À tous les étages de la maison Belgique, cela s’active, avec comme objectif un clap de reprise pour le 1er juillet. Mais les interlocuteurs sont plus nombreux que dans la France centralisée et pas toujours assis autour de la même table au même moment : deux unions de producteurs (la VOFTP flamande et l’UPFF francophone), deux commissions paritaires pour les métiers du cinéma (CP 303.01) et de l’audiovisuel (CP 227). Des comités de concertation existent au niveau des Communautés tandis que le groupe d’experts chargé du déconfinement (le fameux GEES) relève du fédéral.
Enfin, les partenaires sociaux sont de sensibilité différente : les techniciens flamands sont plutôt des indépendants, en société ; les francophones des "intermittents", regroupés en partie au sein de Hors Champ.
Côté francophone, le Centre du cinéma et de l’audiovisuel de la Fédération Wallonie-Bruxelles, sous la houlette de sa directrice générale adjointe Jeanne Brunfaut, a aidé à la manœuvre, faisant le relais avec le cabinet de la ministre de la Culture, Bénédicte Linard (Écolo).

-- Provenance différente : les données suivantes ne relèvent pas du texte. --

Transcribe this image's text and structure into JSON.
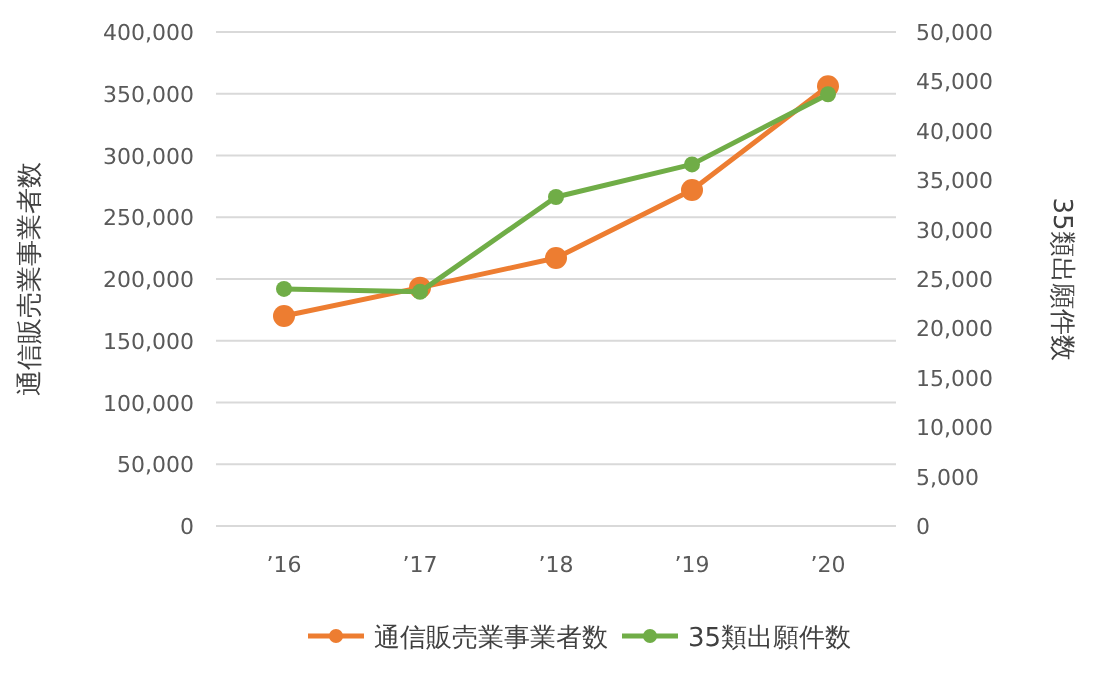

Le dialogue est "bon" nous assurait-on de diverses parts. Mais il peut aussi être "chaotique". Confirmation mercredi soir : une version synthétique des protocoles de deux unions de producteurs a été présentée aux deux commissions paritaires, sans avoir été soumise à Hors Champ. Qui a finalement été informé en fin de journée que le document a été communiqué au GEES, sans avoir pu se prononcer.
Des inquiétudes ignorées
Selon nos informations, le protocole ne contient que des mesures sanitaires. "On risque de nous demander de faire plus ( notamment appliquer les mesures sanitaires , NdlR ) avec moins, alors qu’on est déjà serrés en temps normal" nous dit Bruno Dussart, électro de métier et "sherpa" de Hors Champ. "Chaque département technique a ses propres contraintes et besoins" rappellent d’autres professionnels, qui redoutent que, crise aidant, le rapport de force joue : "Si tu es dans la précarité, le choix c’est de crever de faim ou y retourner, même dans de mauvaises conditions", selon Axel Jadin, régisseur. Rien n’est annoncé pour la protection juridique et sociale de techniciens qui seraient contaminés sur un tournage.
Une autre inquiétude concerne le "référent Covid". Les techniciens souhaitent que cette vigie sanitaire soit indépendante de la production, pour éviter les conflits d’intérêts. Il semblait y avoir "accord unanime", mais au final, ce référent serait un membre de l’équipe.
Hors Champ devrait réagir ce jeudi. Des techniciens évoquaient ces derniers jours un risque de "blocage" s’ils n’étaient pas entendus. Alors que tout le monde souhaite la reprise, le clap grince soudain.